13 The Indian Appropriations Act of Aug. 15, 1894, ch. 290, § 20, 28 Stat. 337, authorized a commission to allot the Uncompahgre Reservation unilaterally, but required that the same commission "negotiate and treat" with the Uintah Valley Reservation Indians for therelinquishment of their lands, "and if possible, procure [their] consent" to such allotments. See id., at § 22, 28 Stat. 337. A House Report explained that in contrast to the Uncompahgre Indians, who had "no title to the lands they occupy" and occupied them only temporarily, the Uintah Indians were "the owners of the lands within the reservation, because the [enabling Act] . . . provided that the lands within the Uintah Reservation should be `set apart for the permanent settlement and exclusive occupation of the Indians.' " H. R. Rep. No. 660, 53d Cong., 2d Sess. 1, 2-3 (1894), quoting Act of May 5, 1864, ch. 77, 13 Stat. 63. In order to allot the Uintah Reservation lands, therefore, it was "first necessary to obtain the consent of the Indians residing thereon." The Act of June 10, 1896, ch. 398, 29 Stat. 321, 341-342, and the Act of June 4, 1898, ch. 376, 30 Stat. 429, also conditioned opening of the reservation on Indian consent. See Ute Indian Tribe v. Utah, 521 F. Supp. 1072, 1111-1114 (Utah 1981) (discussing pre-1902 efforts to open the Uintah Reservation).

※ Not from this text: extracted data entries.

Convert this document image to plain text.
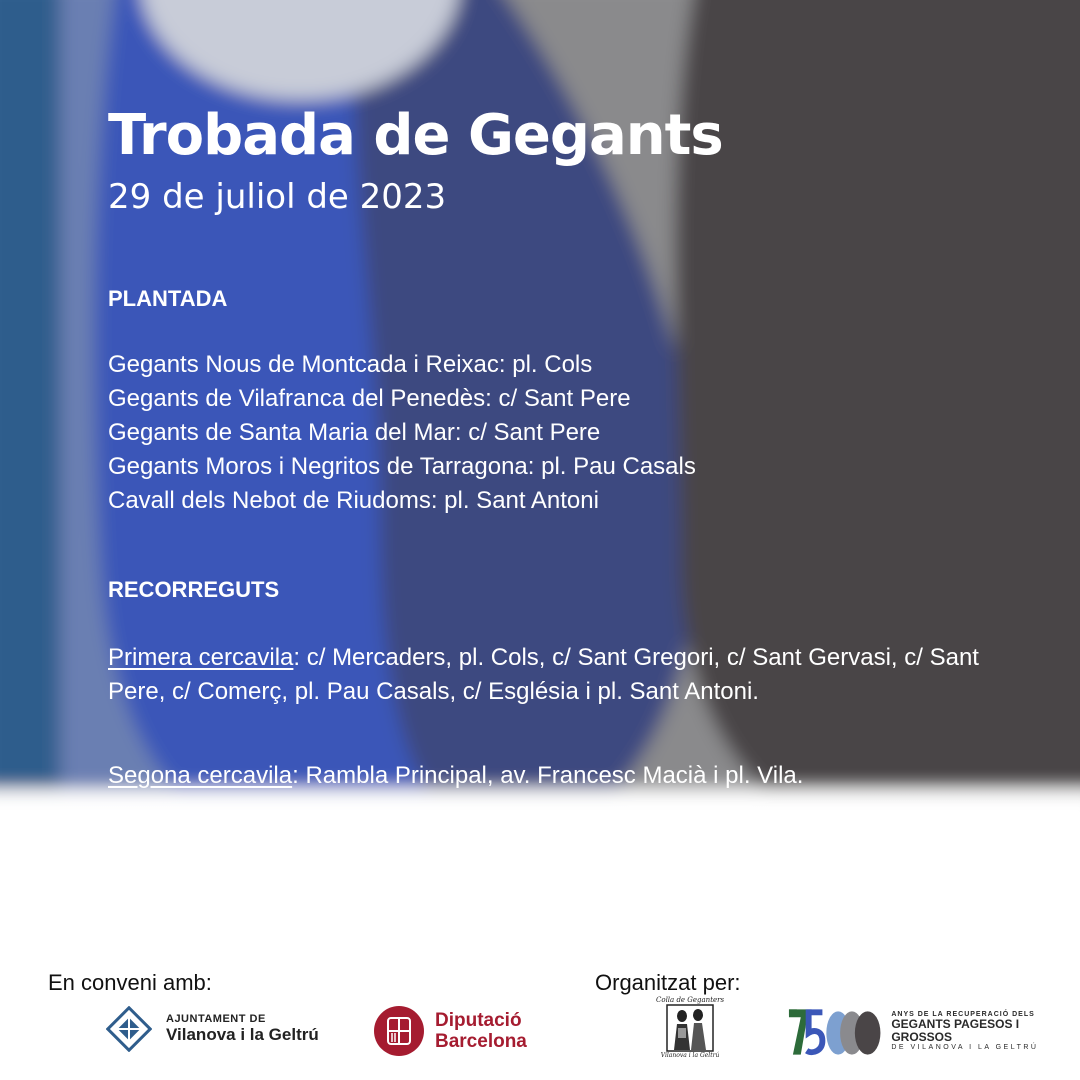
Trobada de Gegants
29 de juliol de 2023
PLANTADA
Gegants Nous de Montcada i Reixac: pl. Cols
Gegants de Vilafranca del Penedès: c/ Sant Pere
Gegants de Santa Maria del Mar: c/ Sant Pere
Gegants Moros i Negritos de Tarragona: pl. Pau Casals
Cavall dels Nebot de Riudoms: pl. Sant Antoni
RECORREGUTS
Primera cercavila: c/ Mercaders, pl. Cols, c/ Sant Gregori, c/ Sant Gervasi, c/ Sant Pere, c/ Comerç, pl. Pau Casals, c/ Església i pl. Sant Antoni.
Segona cercavila: Rambla Principal, av. Francesc Macià i pl. Vila.
En conveni amb:	Organitzat per:
AJUNTAMENT DE
Vilanova i la Geltrú
Diputació
Barcelona
Colla de Geganters
Vilanova i la Geltrú
ANYS DE LA RECUPERACIÓ DELS
GEGANTS PAGESOS I GROSSOS
DE VILANOVA I LA GELTRÚ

Congress rebuffed all subsequent attempts to allot the reservation unilaterally, see S. Doc. No. 212, 57th Cong., 1st Sess. (1902) (proposal of Rep. Sutherland of Utah), or to sever large portions of the reservation, see S. 145, 57th Cong., 1st Sess. (1902), reproduced in S. Doc. No. 212, 57th Cong., 1st Sess. (1902) (proposal of Sen. Rawlins of Utah). In hearings regarding the reservation in 1902, Indian Affairs Commissioner Jones testified: "There is a sort of feeling among the ignorant Indians that they do not want to lose any of their land. That is all there is to it; and I think before you can get them to agree . . . you have got to use some arbitrary means to open the land." Id., at 5. Congress did not heed this advice, however, but again required the Ute Tribe's consent in the 1902 Act.